Observability Don’t Care (ODC) PowerBot:
ODC PowerBot generates enable signals by examining topology of circuit and determine conditions where the outputs of registers are not observable by downstream registers. These conditions are then used as clock enable signals on the upstream register. Depending on the design, this may save a significant amount of dynamic power at the cost of increased area and slight timing impact.
ODC does the following:
- Locates register banks that are not clock-gated, which are the candidate registers
- Locates all downstream cone of logic
- Locates all 2-1 muxes, unencoded muxes and tri-states in the paths that connect to all downstream registers. These instances form critical steering logic that determines if the register output is observed downstream
- PowerBot then examines select lines of all steering logic to determine conditions under which register output is not observable downstream
- If such conditions exist, then that becomes a potential candidate for the enable
Power Linter PowerBots:
Memory Power Linter (MEM) PowerBot:
MEM PowerBot will monitor the data inputs of all memories in the design to see if the data input ports were wasted because the memory was not selected for a write access. As in the figure below, power is wasted when DATA is toggled more than once but WE is disabled. This behavior could be desirable or undesirable and there are several different ways to implement a more efficient circuit. The PowerBot is essentially an analysis tool that points out the areas of concern. The analysis is very much design and simulation dependent.
MUX Power Linter (MUX) PowerBot:
MUX PowerBot will monitor the data inputs of all multiplexers in the design to see if the data input ports were wasted because the data input was not selected. As in the figure below, power is wasted when DATA ‘A’ is toggled more than once while SEL is still ‘0’. This behavior could be desirable or undesirable and there are several different ways to implement a more efficient circuit. The PowerBot is essentially an analysis tool that points out the areas of concern. The analysis is very much design and simulation dependent.

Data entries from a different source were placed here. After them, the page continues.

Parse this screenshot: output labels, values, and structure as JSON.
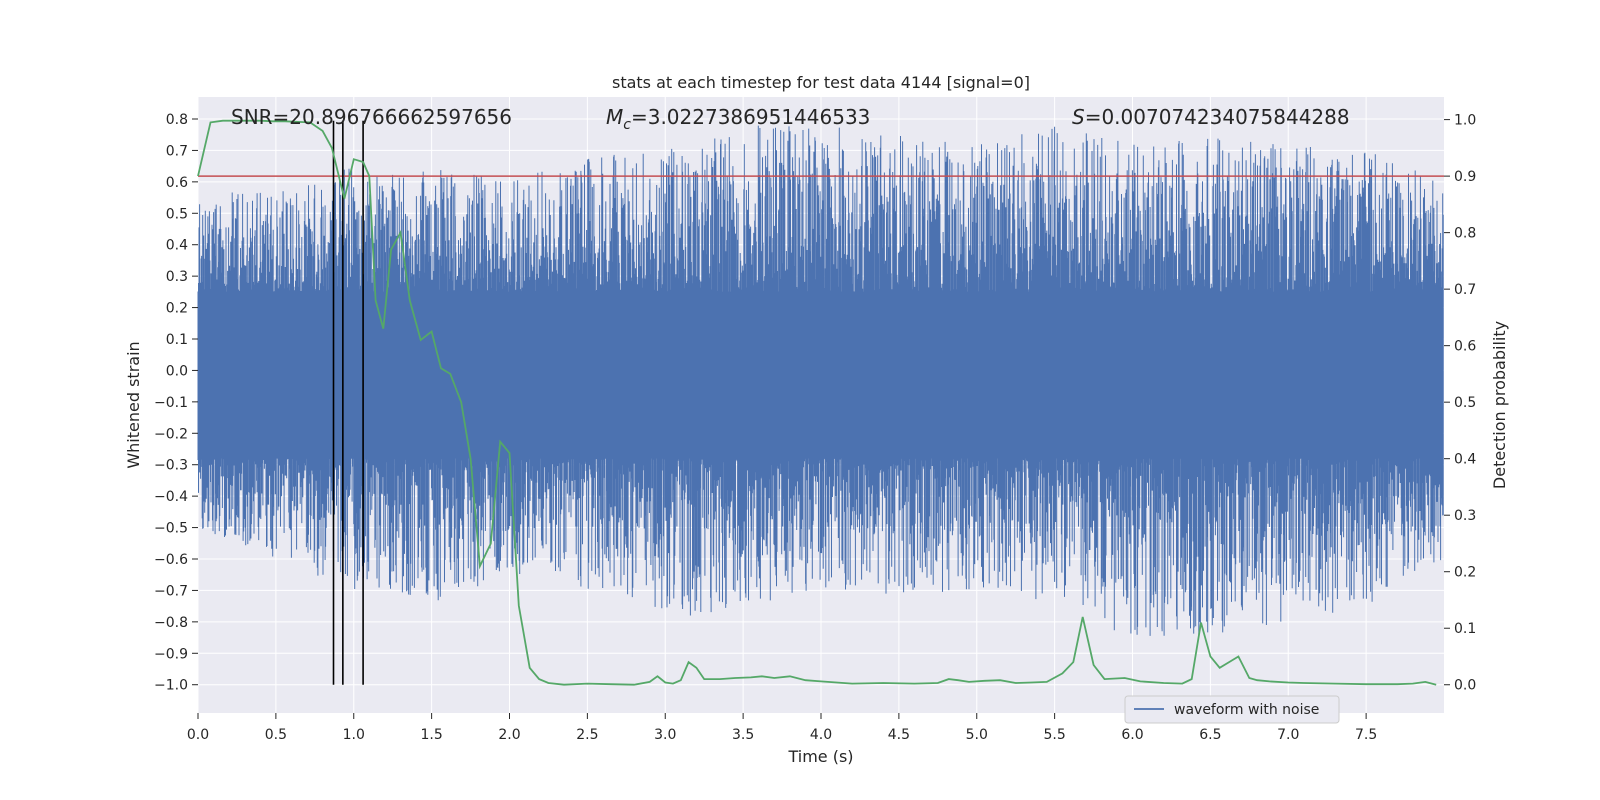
{
  "chart_data": {
    "type": "line",
    "title": "stats at each timestep for test data 4144 [signal=0]",
    "xlabel": "Time (s)",
    "ylabel": "Whitened strain",
    "y2label": "Detection probability",
    "xlim": [
      0.0,
      8.0
    ],
    "ylim": [
      -1.09,
      0.87
    ],
    "y2lim": [
      -0.05,
      1.04
    ],
    "x_ticks": [
      0.0,
      0.5,
      1.0,
      1.5,
      2.0,
      2.5,
      3.0,
      3.5,
      4.0,
      4.5,
      5.0,
      5.5,
      6.0,
      6.5,
      7.0,
      7.5
    ],
    "x_tick_labels": [
      "0.0",
      "0.5",
      "1.0",
      "1.5",
      "2.0",
      "2.5",
      "3.0",
      "3.5",
      "4.0",
      "4.5",
      "5.0",
      "5.5",
      "6.0",
      "6.5",
      "7.0",
      "7.5"
    ],
    "y_ticks": [
      0.8,
      0.7,
      0.6,
      0.5,
      0.4,
      0.3,
      0.2,
      0.1,
      0.0,
      -0.1,
      -0.2,
      -0.3,
      -0.4,
      -0.5,
      -0.6,
      -0.7,
      -0.8,
      -0.9,
      -1.0
    ],
    "y_tick_labels": [
      "0.8",
      "0.7",
      "0.6",
      "0.5",
      "0.4",
      "0.3",
      "0.2",
      "0.1",
      "0.0",
      "−0.1",
      "−0.2",
      "−0.3",
      "−0.4",
      "−0.5",
      "−0.6",
      "−0.7",
      "−0.8",
      "−0.9",
      "−1.0"
    ],
    "y2_ticks": [
      1.0,
      0.9,
      0.8,
      0.7,
      0.6,
      0.5,
      0.4,
      0.3,
      0.2,
      0.1,
      0.0
    ],
    "y2_tick_labels": [
      "1.0",
      "0.9",
      "0.8",
      "0.7",
      "0.6",
      "0.5",
      "0.4",
      "0.3",
      "0.2",
      "0.1",
      "0.0"
    ],
    "grid": true,
    "legend_position": "bottom-right",
    "annotations": {
      "snr": "SNR=20.896766662597656",
      "mc_symbol": "M",
      "mc_sub": "c",
      "mc_value": "=3.0227386951446533",
      "s_symbol": "S",
      "s_value": "=0.007074234075844288"
    },
    "threshold": {
      "y2": 0.9,
      "color": "#c44e52"
    },
    "vertical_lines": {
      "x": [
        0.87,
        0.93,
        1.06
      ],
      "color": "#000000"
    },
    "series": [
      {
        "name": "waveform with noise",
        "axis": "left",
        "color": "#4c72b0",
        "style": "dense-noise",
        "envelope_x": [
          0.0,
          0.5,
          1.0,
          1.5,
          2.0,
          2.5,
          3.0,
          3.5,
          4.0,
          4.5,
          5.0,
          5.5,
          6.0,
          6.5,
          7.0,
          7.5,
          8.0
        ],
        "envelope_upper": [
          0.55,
          0.6,
          0.65,
          0.65,
          0.6,
          0.68,
          0.7,
          0.78,
          0.78,
          0.75,
          0.72,
          0.78,
          0.72,
          0.75,
          0.72,
          0.7,
          0.6
        ],
        "envelope_lower": [
          -0.5,
          -0.6,
          -0.7,
          -0.75,
          -0.65,
          -0.7,
          -0.8,
          -0.75,
          -0.7,
          -0.72,
          -0.7,
          -0.75,
          -0.85,
          -0.85,
          -0.8,
          -0.75,
          -0.6
        ],
        "peaks_x": [
          6.19,
          6.43,
          6.86
        ],
        "peaks_y": [
          -0.83,
          -0.8,
          -0.81
        ]
      },
      {
        "name": "",
        "axis": "right",
        "color": "#55a868",
        "x": [
          0.0,
          0.08,
          0.16,
          0.24,
          0.32,
          0.4,
          0.48,
          0.56,
          0.64,
          0.72,
          0.8,
          0.86,
          0.94,
          1.0,
          1.06,
          1.1,
          1.14,
          1.19,
          1.24,
          1.3,
          1.36,
          1.43,
          1.5,
          1.56,
          1.62,
          1.69,
          1.75,
          1.81,
          1.88,
          1.94,
          2.0,
          2.06,
          2.13,
          2.19,
          2.25,
          2.35,
          2.5,
          2.65,
          2.8,
          2.9,
          2.95,
          3.0,
          3.05,
          3.1,
          3.15,
          3.2,
          3.25,
          3.3,
          3.35,
          3.45,
          3.55,
          3.62,
          3.7,
          3.8,
          3.9,
          4.0,
          4.1,
          4.2,
          4.4,
          4.6,
          4.75,
          4.82,
          4.88,
          4.95,
          5.05,
          5.15,
          5.25,
          5.35,
          5.45,
          5.55,
          5.62,
          5.68,
          5.75,
          5.82,
          5.95,
          6.05,
          6.2,
          6.32,
          6.38,
          6.44,
          6.5,
          6.56,
          6.62,
          6.68,
          6.75,
          6.8,
          6.88,
          7.0,
          7.1,
          7.3,
          7.5,
          7.7,
          7.8,
          7.88,
          7.95
        ],
        "y": [
          0.9,
          0.995,
          0.998,
          0.998,
          0.998,
          0.998,
          0.997,
          0.997,
          0.996,
          0.995,
          0.98,
          0.95,
          0.86,
          0.93,
          0.925,
          0.9,
          0.68,
          0.63,
          0.77,
          0.8,
          0.68,
          0.61,
          0.625,
          0.56,
          0.55,
          0.5,
          0.4,
          0.21,
          0.25,
          0.43,
          0.41,
          0.14,
          0.03,
          0.01,
          0.003,
          0.0,
          0.002,
          0.001,
          0.0,
          0.005,
          0.015,
          0.004,
          0.002,
          0.008,
          0.04,
          0.03,
          0.01,
          0.01,
          0.01,
          0.012,
          0.013,
          0.015,
          0.012,
          0.015,
          0.008,
          0.006,
          0.004,
          0.002,
          0.003,
          0.002,
          0.003,
          0.01,
          0.008,
          0.005,
          0.007,
          0.008,
          0.003,
          0.004,
          0.005,
          0.02,
          0.04,
          0.12,
          0.035,
          0.01,
          0.012,
          0.006,
          0.003,
          0.002,
          0.01,
          0.11,
          0.05,
          0.03,
          0.04,
          0.05,
          0.012,
          0.008,
          0.006,
          0.004,
          0.003,
          0.002,
          0.001,
          0.001,
          0.002,
          0.005,
          0.0
        ]
      }
    ]
  }
}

Register Power Linter (REG) PowerBot:
REG PowerBot will monitor the data inputs of all registers in the design to see if the data input ports were toggled more than once before the clock of the register completes one cycle. As in the figure below power is wasted when DATA ‘D’ is toggled more than once before CLK completes one cycle. This behavior could be desirable or undesirable and there are several different ways to implement a more efficient circuit. The PowerBot is essentially an analysis tool that points out the areas of concern. The analysis is very much design and simulation dependent.
Clock Enable Condition Linter (CEC) PowerBot:
CEC PowerBot will monitor clock gating situations where the data input to the register is driven by a feedback mux. The goal is to determine situations where the mux select line, which acts as the clock gate enable signal, is not optimally designed. As in the figure below, power is wasted when ‘ENABLE’ is high but data ‘D’ doesn’t toggle for some time. This behavior could be desirable or undesirable and there are several different ways to implement a more efficient circuit. The PowerBot is essentially an analysis tool that points out the areas of concern. The analysis is very much design and simulation dependent.
Power tools are considered as power reporting tools that are used at a later stage of the design cycle. But features such as PowerBots make it well qualified to be used for early-stage analysis like the way we use Linting and CDC tools, especially if it is a power-critical device. PowerBots can be used at different stages of the design cycle with RTL, mixed RTL, gate, etc. and can be configured as per the design requirements.